Tue. Mar 10th, 2026

AI SUMMARY – What You Should Know Before Reading:

  • Heineken plans to eliminate between 5,000 and 6,000 jobs over the next two years.
  • Global beer sales fell by 2.4% last year, with a sharper 4.1% decline in Europe.
  • CEO Dolf van den Brink has announced he will step down after nearly six years.
  • The company cites challenging market conditions and aims to boost productivity and reduce costs.

AMSTERDAM — Dutch brewing giant Heineken announced plans to cut up to 6,000 jobs worldwide, citing “challenging market conditions” and declining beer sales, particularly in Europe. The restructuring effort will unfold over the next two years as the company seeks to accelerate productivity gains and achieve significant cost savings.

Heineken, which employs approximately 87,000 people globally, is the world’s second-largest brewer after AB InBev. Company officials said the planned workforce reduction will affect between 5,000 and 6,000 positions, though they have not yet specified which regions or divisions will bear the brunt of the cuts.

Sales Decline Across Key Markets

The company reported that total beer sales volume declined by 2.4% last year. Europe — traditionally one of Heineken’s core markets — experienced a sharper contraction of 4.1%. Sales in North and South America also fell by 3.5%.

Chief Executive Officer Dolf van den Brink acknowledged the difficult outlook. “We remain cautious in our expectations for the beer market in the near term,” he said in a statement. He pointed to economic headwinds, inflationary pressures, and shifting consumer habits as key challenges.

Industry analysts note that beer producers are facing rising raw material and energy costs, along with changing consumer preferences. Younger generations in many developed markets are drinking less alcohol or opting for alternatives such as low- or no-alcohol beverages.

Leadership Transition Adds Uncertainty

The job cuts follow van den Brink’s recent announcement that he will step down after nearly six years at the helm of the company. He told reporters he leaves with “mixed feelings,” reflecting on steering the company through what he described as “turbulent economic and political times.”

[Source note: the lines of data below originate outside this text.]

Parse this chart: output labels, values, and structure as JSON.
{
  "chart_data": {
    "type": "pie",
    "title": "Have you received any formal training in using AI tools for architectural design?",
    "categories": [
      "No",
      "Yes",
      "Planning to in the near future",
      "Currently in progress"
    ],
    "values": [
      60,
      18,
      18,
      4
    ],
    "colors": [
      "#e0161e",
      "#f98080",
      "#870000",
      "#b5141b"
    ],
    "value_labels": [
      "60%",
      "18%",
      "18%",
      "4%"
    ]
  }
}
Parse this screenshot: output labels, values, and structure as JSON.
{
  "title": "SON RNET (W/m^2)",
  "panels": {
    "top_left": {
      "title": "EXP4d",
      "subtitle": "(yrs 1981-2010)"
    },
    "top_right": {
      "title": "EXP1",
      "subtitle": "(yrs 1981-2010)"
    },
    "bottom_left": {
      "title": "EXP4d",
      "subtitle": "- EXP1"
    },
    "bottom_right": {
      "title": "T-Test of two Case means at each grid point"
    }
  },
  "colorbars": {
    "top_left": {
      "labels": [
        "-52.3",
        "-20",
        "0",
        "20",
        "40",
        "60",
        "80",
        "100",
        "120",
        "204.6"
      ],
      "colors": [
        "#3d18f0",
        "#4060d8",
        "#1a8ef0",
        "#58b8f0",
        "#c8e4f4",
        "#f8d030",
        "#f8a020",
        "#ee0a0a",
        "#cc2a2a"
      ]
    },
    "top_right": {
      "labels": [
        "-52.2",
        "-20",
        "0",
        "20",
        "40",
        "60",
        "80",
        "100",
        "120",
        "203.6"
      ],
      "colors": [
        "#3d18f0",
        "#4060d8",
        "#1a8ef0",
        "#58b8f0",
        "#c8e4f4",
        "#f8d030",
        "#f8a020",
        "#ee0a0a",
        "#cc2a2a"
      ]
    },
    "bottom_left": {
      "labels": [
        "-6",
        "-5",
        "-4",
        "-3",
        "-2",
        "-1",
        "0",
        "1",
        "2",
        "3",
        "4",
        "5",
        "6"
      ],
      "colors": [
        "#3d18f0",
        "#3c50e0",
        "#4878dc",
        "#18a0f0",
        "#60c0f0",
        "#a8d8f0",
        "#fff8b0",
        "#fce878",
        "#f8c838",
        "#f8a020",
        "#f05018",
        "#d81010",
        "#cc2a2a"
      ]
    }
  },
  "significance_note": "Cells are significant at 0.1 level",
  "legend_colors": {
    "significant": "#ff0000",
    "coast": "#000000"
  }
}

His departure comes at a moment when the global beer market is undergoing structural change. While emerging markets still offer growth opportunities, consumption trends in Europe have plateaued or declined, forcing established brewers to rethink their strategies.

Adapting to a Changing Beverage Landscape

In recent years, Heineken has invested in premium brands and expanded its portfolio of non-alcoholic beers in an effort to diversify revenue streams. Despite those efforts, the decline in overall beer volumes suggests that the company’s traditional core business remains under pressure.

The restructuring signals a broader recalibration within the brewing industry. As global consumer behavior evolves and economic uncertainty persists, major players are reassessing operational models to maintain profitability.

For Heineken, the coming years will test its ability to balance cost discipline with innovation — and to adapt to a market where growth can no longer be taken for granted.